Reducing the number of fuel and BP rod types is also a means by which the designer can improve the fuel economics. Good practice involves keeping the number of fissile enrichments to a minimum across the assemblies, rather than having multiple enrichments, either within an assembly, or within a reload batch of fuel. For a reload of fuel, two or three enrichments would not be unusual. Similarly for the BP types and enrichments of fissile material in the BP rods and the BP loading itself, minimizing the variations is key to the fuel costs. In this case, good practice may be to use only one BP type (e. g. gadolinium) and, for example, only three different weight percentages across all fuel designs, e. g., four, six and eight. Also, the designer must ensure that the BP burns out fully, i. e., there is no residual absorption of the BP in the fuel, which is particularly important for highly poisoned cores where the
impact would be greater. For those iPWRs that require a high BP loadings (e. g., for long cycles, or single-batch cores), minimizing the residual absorption by using boron rather than gadolinium, or a combination of the two would be warranted.

The compactness of the iPWR combined with fewer assemblies available (in terms of absolute number, variation in burnup, BP types, etc.,) makes the loading pattern design process more challenging and achievement of an optimized core design more difficult.

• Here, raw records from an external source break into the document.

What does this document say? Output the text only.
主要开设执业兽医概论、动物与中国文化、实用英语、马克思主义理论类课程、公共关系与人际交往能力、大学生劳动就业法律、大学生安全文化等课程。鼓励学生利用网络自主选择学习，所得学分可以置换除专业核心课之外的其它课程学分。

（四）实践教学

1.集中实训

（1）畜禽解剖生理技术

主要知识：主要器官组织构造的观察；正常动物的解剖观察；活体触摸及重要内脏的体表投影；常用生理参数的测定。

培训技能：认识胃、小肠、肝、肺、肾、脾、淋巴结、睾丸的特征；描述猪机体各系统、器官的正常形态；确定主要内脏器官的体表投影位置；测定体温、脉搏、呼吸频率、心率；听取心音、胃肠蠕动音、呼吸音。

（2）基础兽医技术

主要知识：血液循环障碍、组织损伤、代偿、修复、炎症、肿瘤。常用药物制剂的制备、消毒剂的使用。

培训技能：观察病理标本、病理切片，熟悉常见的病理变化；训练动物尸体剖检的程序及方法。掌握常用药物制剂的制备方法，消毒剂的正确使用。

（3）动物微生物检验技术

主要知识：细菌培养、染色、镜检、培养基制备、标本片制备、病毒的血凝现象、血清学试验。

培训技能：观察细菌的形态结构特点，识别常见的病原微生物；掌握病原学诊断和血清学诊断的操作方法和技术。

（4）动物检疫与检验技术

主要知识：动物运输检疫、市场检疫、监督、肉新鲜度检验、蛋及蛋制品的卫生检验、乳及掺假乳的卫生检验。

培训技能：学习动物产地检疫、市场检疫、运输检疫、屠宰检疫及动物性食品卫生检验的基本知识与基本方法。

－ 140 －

For example, iPWRs have of the order of one-fifth of the fuel assemblies of a large PWR as shown in Figure 4.4.12

Once the cycle length has been achieved with pin power peaking, fuel rod and assembly burnup within the allowed constraints, a brief safety analysis is often completed prior to the full set of detailed analyses and reports being completed. This overall saves time and money in the design process. The usual checks include:

• power peaking through the cycle;

• moderator temperature coefficient at hot full power and hot zero power;

• shutdown margin.

However, certain iPWR designs will have their own nuances that the designers will learn are key to a successful design prior to committing the nuclear design for a full safety analysis, and so ad hoc checks will be identified.